In some Muslim circles, the “f” word (feminism) raises as many tensions as eyebrows, immediately conjuring images of the dominating, angry, family-hating woman, writes Rachelle Fawcett in todays Al Jazeera.images

“But like other images that come to mind upon mention of any label – including the image of the oppressed woman that often comes to mind when one hears “Muslim” – this gut reaction is based on stereotypes that may be true in a very specific historical and social context, but does not hold water when compared to a larger reality, and therefore does not justify the hostility that follows.

“While popular Islamic rhetoric touts the liberation of women with the coming of Islam over 1,400 years ago, to continually return to this story does nothing to alleviate women’s suffering today except by going back to the beginning, starting with Islam’s foundational text, the Quran.

“So what is “Islamic feminism”, how is it evolving, and who are the players? Dr Margot Badran, a graduate of al-Azhar University and Oxford University, defines “Islamic feminism” thusly:

…a concise definition of Islamic feminism gleaned from the writings and work of Muslim protagonists as a feminist discourse and practice that derives its understanding and mandate from the Qur’an, seeking rights and justice within the framework of gender equality for women and men in the totality of their existence. Islamic feminism explicates the idea of gender equality as part and parcel of the Quranic notion of equality of all insan (human beings) and calls for the implementation of gender equality in the state, civil institutions, and everyday life. It rejects the notion of a public/private dichotomy (by the way, absent in early Islamic jurisprudence, or fiqh) conceptualising a holistic umma in which Quranic ideals are operative in all space.

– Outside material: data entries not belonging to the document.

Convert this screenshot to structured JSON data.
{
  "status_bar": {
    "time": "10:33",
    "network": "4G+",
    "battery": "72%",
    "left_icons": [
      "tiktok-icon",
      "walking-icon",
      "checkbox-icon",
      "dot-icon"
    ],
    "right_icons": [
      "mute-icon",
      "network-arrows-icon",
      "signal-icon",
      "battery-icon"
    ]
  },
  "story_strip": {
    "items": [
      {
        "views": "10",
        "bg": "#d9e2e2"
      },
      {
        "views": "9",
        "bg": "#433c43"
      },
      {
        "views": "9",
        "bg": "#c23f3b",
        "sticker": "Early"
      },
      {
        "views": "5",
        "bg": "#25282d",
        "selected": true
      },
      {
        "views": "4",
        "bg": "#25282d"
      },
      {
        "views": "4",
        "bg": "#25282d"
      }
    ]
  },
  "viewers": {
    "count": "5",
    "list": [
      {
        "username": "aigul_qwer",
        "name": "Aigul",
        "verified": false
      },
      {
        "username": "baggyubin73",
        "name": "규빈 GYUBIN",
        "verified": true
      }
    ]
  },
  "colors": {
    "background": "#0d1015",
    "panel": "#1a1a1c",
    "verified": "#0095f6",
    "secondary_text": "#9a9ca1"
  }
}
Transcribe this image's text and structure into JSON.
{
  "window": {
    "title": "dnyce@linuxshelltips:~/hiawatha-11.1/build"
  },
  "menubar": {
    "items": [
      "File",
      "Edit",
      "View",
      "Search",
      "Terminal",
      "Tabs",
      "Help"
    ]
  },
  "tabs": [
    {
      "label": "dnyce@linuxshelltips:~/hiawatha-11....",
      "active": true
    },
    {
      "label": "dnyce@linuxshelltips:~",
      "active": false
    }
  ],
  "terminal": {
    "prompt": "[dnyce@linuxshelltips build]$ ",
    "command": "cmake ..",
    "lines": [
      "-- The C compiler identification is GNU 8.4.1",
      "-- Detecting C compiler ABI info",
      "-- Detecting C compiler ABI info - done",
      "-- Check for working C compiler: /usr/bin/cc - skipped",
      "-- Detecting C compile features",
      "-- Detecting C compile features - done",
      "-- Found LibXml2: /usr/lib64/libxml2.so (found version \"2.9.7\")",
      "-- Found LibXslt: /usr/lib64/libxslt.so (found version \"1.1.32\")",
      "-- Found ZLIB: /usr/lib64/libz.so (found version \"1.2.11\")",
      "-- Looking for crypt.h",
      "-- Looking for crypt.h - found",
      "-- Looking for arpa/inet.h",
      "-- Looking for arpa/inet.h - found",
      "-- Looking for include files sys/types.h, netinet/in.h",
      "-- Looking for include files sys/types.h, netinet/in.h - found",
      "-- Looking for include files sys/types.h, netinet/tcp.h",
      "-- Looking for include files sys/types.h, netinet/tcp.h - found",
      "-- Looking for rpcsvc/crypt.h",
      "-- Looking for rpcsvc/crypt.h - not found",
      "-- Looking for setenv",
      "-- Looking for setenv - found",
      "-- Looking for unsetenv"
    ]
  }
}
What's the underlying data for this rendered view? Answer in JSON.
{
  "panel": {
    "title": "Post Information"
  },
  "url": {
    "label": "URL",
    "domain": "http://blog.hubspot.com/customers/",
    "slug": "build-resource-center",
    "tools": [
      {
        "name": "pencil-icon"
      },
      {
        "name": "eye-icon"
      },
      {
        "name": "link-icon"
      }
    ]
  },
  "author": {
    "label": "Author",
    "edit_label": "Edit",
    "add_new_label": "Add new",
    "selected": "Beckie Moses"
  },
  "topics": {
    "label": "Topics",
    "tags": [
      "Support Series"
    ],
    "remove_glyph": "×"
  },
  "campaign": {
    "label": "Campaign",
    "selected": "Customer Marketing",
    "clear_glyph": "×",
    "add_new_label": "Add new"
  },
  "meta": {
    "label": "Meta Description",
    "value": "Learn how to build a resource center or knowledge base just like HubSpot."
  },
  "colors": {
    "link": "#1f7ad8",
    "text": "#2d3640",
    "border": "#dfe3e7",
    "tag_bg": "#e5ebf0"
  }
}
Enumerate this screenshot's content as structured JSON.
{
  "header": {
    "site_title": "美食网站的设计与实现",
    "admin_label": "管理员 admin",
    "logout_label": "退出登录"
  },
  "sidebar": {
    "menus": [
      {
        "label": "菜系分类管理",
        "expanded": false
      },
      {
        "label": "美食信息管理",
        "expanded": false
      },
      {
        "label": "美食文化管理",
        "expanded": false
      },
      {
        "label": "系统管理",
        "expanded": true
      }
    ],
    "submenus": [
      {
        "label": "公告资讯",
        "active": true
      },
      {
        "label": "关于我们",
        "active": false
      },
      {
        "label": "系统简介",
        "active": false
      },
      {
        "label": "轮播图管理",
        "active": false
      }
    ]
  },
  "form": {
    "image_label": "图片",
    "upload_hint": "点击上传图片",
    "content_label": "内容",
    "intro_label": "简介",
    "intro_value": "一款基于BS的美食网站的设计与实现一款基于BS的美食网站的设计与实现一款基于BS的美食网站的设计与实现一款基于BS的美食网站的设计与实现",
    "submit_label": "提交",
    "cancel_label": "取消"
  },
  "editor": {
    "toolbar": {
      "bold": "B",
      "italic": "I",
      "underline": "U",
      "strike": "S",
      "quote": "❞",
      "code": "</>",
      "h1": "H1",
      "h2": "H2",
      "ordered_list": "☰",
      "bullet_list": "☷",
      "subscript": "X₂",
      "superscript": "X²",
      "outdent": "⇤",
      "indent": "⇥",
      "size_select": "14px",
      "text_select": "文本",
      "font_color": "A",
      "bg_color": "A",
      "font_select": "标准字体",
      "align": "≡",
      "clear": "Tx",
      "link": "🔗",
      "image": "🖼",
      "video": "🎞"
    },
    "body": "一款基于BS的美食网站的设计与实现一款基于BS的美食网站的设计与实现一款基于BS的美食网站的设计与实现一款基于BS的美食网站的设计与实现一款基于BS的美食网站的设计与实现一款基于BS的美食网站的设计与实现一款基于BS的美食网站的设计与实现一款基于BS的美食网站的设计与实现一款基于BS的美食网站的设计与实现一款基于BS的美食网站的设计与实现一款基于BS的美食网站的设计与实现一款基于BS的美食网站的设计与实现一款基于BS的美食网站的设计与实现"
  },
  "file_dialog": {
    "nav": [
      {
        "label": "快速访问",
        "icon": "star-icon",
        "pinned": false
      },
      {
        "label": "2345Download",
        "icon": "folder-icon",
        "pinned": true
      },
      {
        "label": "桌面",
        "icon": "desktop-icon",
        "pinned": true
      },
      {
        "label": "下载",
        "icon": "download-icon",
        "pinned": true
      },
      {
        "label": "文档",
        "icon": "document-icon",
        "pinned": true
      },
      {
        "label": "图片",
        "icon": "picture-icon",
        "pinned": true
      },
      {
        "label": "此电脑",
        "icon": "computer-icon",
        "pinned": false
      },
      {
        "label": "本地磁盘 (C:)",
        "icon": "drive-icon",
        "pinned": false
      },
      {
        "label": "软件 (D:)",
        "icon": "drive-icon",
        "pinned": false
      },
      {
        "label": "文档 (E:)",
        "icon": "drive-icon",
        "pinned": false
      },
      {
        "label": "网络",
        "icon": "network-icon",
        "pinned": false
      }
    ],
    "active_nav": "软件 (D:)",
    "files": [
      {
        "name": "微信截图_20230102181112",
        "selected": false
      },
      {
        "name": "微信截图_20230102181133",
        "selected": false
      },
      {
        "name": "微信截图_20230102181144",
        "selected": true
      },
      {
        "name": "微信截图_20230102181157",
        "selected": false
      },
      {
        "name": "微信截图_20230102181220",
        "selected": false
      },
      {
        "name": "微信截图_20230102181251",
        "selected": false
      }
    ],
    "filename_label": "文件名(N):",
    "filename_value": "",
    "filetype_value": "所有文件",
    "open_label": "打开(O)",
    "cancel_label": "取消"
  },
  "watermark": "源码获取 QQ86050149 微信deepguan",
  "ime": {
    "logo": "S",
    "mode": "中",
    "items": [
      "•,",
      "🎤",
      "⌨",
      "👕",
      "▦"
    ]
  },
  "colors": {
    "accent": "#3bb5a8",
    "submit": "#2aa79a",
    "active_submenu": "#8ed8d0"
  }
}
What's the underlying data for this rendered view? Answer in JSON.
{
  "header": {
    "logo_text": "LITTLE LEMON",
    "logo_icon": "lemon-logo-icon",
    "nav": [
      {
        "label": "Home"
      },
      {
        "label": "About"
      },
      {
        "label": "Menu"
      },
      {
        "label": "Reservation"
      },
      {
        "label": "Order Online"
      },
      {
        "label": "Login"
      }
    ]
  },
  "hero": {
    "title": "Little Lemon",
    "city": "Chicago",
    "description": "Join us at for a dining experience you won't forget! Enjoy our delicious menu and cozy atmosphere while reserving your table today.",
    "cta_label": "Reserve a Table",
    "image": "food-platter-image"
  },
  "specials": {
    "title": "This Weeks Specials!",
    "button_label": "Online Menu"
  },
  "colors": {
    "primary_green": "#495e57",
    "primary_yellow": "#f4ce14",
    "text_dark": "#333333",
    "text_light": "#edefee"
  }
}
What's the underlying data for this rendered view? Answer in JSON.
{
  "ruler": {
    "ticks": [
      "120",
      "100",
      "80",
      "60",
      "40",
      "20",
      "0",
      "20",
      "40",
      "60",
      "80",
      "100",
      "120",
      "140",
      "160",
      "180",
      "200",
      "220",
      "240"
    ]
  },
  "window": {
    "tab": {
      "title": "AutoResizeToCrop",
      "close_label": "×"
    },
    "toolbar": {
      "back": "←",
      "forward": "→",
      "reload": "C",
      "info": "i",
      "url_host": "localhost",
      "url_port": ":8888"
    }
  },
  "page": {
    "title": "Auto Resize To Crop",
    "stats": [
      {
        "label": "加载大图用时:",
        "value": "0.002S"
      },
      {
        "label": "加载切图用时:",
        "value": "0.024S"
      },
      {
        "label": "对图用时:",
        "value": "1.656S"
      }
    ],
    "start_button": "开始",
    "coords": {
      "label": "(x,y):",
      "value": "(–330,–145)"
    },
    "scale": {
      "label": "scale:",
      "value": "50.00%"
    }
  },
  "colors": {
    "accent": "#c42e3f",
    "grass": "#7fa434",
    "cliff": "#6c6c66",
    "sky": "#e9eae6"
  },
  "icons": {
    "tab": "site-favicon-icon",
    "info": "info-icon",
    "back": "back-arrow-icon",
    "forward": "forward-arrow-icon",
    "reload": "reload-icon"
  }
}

“This is an important distinction. “Islamic feminism” is not simply a feminism that is born from Muslim cultures, but one that engages Islamic theology through the text and canonical traditions. A distinctly “Islamic” feminism, at its core, draws on the Quranic concept of equality of all human beings, and insists on the application of this theology to everyday life. Stemming from this basic definition, we encounter a plethora of different interpretations, movements, projects, and personalities, creating feminisms that have diverse faces. Often, women’s issues are trivialised into whether or not to wear the veil or shake hands with men outside their family, and while larger issues, such as domestic violence, are being strongly addressed, the central issue of what “equality” means and how it is expressed go largely ignored. For example, domestic violence is wrong because it creates pain and suffering and is unjust, but the central belief of a man’s right to rule over his wife is not always part of this discussion.”